The announcement of the She Decides funding comes at the end of years-long shrinking of some European government aid spending, such as Dutch aid spending, where 3.25 billion euros were removed from its development cooperation budget between 2013 and 2017 (Fic et al., 2014). The government stated that it was part of a reimagining of development cooperation, and that new priority areas were “relevant to global poverty reduction efforts and to the Netherlands’ economic and other interests” (Ministry of Foreign Affairs, 2013). The commitment to spend 0.7% of Gross National Income (GNI) on ODA, dropped from 0.75% in 2015 to a predicted 0.56% in 2017 (Donor Tracker, 2017), and the list of countries that were to receive bilateral Dutch aid by 2015 was reduced from 33 to 15 (RNW Media, 2011). 

Whether in the case of the Global Gag Rule or the aid cuts to countries such as Uganda, women’s livelihoods, bodily integrity, autonomy, and well-being are among the first to be compromised in the tides of private interests and political play. Moralistic decisions, such as the Global Gag Rule, reduce funding for women’s sexual and reproductive health, the implication being that women’s health is not a part of a comprehensive approach to health. Similarly, decisions informed by value for money or private interests end up sanctioning funding beneficiaries for the very same governmental actions that the decision makers are themselves fighting against. Ultimately, development assistance and aid funding act as a neocolonial, neoliberal endeavor that secures North government’s interests and agendas at the expense of women’s bodies. 
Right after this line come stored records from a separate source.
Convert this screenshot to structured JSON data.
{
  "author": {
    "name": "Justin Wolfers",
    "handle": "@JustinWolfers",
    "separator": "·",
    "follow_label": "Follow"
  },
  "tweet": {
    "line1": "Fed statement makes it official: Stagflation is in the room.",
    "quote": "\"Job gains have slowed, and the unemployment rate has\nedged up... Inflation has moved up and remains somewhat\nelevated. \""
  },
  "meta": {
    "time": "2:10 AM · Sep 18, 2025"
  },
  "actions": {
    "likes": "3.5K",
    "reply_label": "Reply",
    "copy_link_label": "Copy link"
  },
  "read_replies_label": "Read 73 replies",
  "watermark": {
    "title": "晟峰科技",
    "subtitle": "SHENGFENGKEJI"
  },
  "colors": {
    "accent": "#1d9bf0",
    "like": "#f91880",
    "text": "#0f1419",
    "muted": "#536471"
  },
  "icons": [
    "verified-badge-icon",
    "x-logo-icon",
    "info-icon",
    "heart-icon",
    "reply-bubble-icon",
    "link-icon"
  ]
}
While the need for resources is necessary within the confines of the current capitalist system, financial sources are as political as the work being done, especially when these sources are one of the roots of the problems women face around the world. Foreign funds come with strings attached: the multiple and complex implications of the hierarchy among countries can have a deleterious impact on our national policies, including blocking the possibility of progressive legal changes that could come from within. 

Accountability, and a deeper critique of funding sources and their implications for women’s human rights and justice, are crucial for the long-fought goal of inclusive sustainable development; we need to find mechanisms to address the deep inequalities that exist within and across countries to aim for the realization of sexual and reproductive justice globally. To improve the lives and wellbeing of women and girls in all their diversity, there needs to be consistent and sufficient funding, and long-term political will. A sustainable funding stream that supports justice for women with no strings attached might allow us to see the day when our bodies are no longer used as bargaining chips.